However, the basic problem remains: I left Finland in 1950, the year I was supposed to begin school in the fall term. I missed Grade One, and all the subsequent educational development building blocks thereafter. I pieced together the sad story into an article which had a happy ending. It made the front page of Kanadan Sanomat, a Toronto-based Finnish-Canadian publication, four years ago under the heading: “It's Never Too Late To Go Back To School.” It took 62 years, but I went back to school and finally got my Grade One. I passed the scholastic benchmark during a visit to Finland, from where my family emigrated to Canada in 1950.


The bad news in my story: I had turned seven before the splashdown in Winnipeg, and had to enter a school system where children begin attending school at age six. It was a case of betwixt and between – age-related systemic limbo, one might say – and I was a language-challenged overager swimming among anglophone first-graders for a month. The good news: the national shoe of Finland is the rubber boot, which I wore to school. Given the flood conditions after the Red River spilled over its banks that spring, I was the only kid in the class allowed outside during recess. That suited me just fine. Nobody spoke Finnish, so I remained oblivious to the trash-talking in the schoolyard, which can be a cruel place at times.


Our stay in Winnipeg was short-lived. My father, a printer, found work at a newspaper in Sudbury, Ont., home to 7,000 Finns. We moved just weeks before school let out for the summer holiday. I really began school in Grade 2 at MacLeod Public, catching up to the seven-year-olds beginning the Fall term. Miss Price taught me well, fast-tracking my English language skills at a front desk. Grade 3 proved to be a breeze. I still have the book Mrs. Barr awarded me for being the top student in the class. Let the record show that including skipping Grade 7, I hurdled eight grades in six years.


No scholastic endeavour beyond the elementary has come close to matching my early personal bests. In high school and university, cars, girls, hockey and alcohol saw to that. An A-plus in alcoholic denial once served as the lame excuse that my education was undermined by the missing entry-level building block. Those in the know, of course, disagree.

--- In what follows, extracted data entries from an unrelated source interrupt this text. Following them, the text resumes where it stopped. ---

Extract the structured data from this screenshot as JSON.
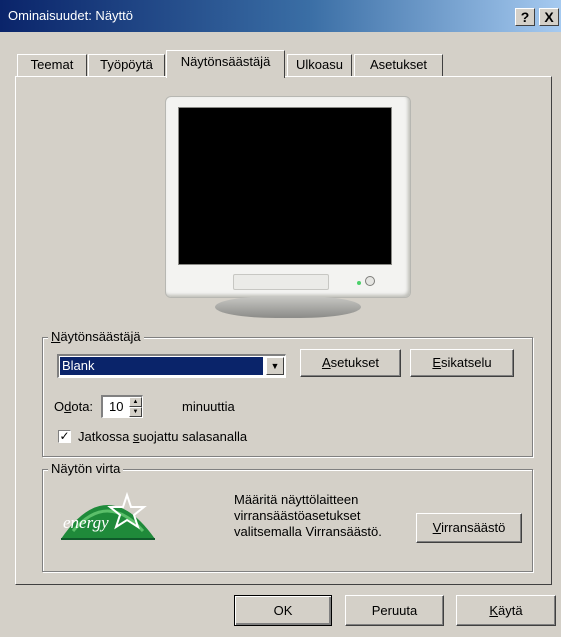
{
  "window": {
    "title": "Ominaisuudet: Näyttö",
    "help_label": "?",
    "close_label": "X"
  },
  "tabs": [
    {
      "label": "Teemat"
    },
    {
      "label": "Työpöytä"
    },
    {
      "label": "Näytönsäästäjä",
      "active": true
    },
    {
      "label": "Ulkoasu"
    },
    {
      "label": "Asetukset"
    }
  ],
  "screensaver": {
    "group_label": "Näytönsäästäjä",
    "selected": "Blank",
    "settings_label": "Asetukset",
    "preview_label": "Esikatselu",
    "wait_label": "Odota:",
    "wait_value": "10",
    "wait_unit": "minuuttia",
    "password_checked": true,
    "password_label": "Jatkossa suojattu salasanalla"
  },
  "power": {
    "group_label": "Näytön virta",
    "desc_line1": "Määritä näyttölaitteen",
    "desc_line2": "virransäästöasetukset",
    "desc_line3": "valitsemalla Virransäästö.",
    "button_label": "Virransäästö",
    "logo_text": "energy"
  },
  "footer": {
    "ok_label": "OK",
    "cancel_label": "Peruuta",
    "apply_label": "Käytä"
  },
  "colors": {
    "titlebar_start": "#0a246a",
    "titlebar_end": "#a6caf0",
    "face": "#d4d0c8",
    "selection": "#0a246a"
  }
}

But now, I have finally collected the critical missing piece. During the September 2012 visit to Finland, a school in the tiny Finnish village of Metsämaa awarded me a symbolic first-grade pass – albeit posthumorously. The 150-year-old school was my mother’s and grandmother’s alma mater. I'm a Kallio on the maternal side, and the school was once named Kallion Koulu. My grandmother is buried in the village church graveyard there. During my 2012 visit, after I kneeled at her headstone for a picture taken by my Finnish hockey friend Pekka Saloranta, I spotted the school just across the street and responded to a whim: let’s visit the place.



Metsämaa Elementary School opened its doors in 1879. This is the Grade One and Two Building.


It’s a wonder the police were not summoned when two adults wandered into the schoolyard carrying equipment in a bag for a photo shoot. A hasty explanation to the woman peeking out the main door preceded the director’s inviting the big kid from far away to sit in the Grade 1 classroom to recount in Finnish his 62-year wayward journey to a dozen bewildered seven-year-olds who spoke no English. (See photo below. Martti is the big kid sitting in the back row. Standing to his left is his hockey buddy Pekka Saloranta.) Braving going back to school at my age was simply awesome. If there was one drawback, it was that there was no graduation ceremony. They couldn’t find a cap and gown big enough to fit. Meanwhile, the message from all of this rings out like the school bell: it’s not where you start, it’s where you Finnish.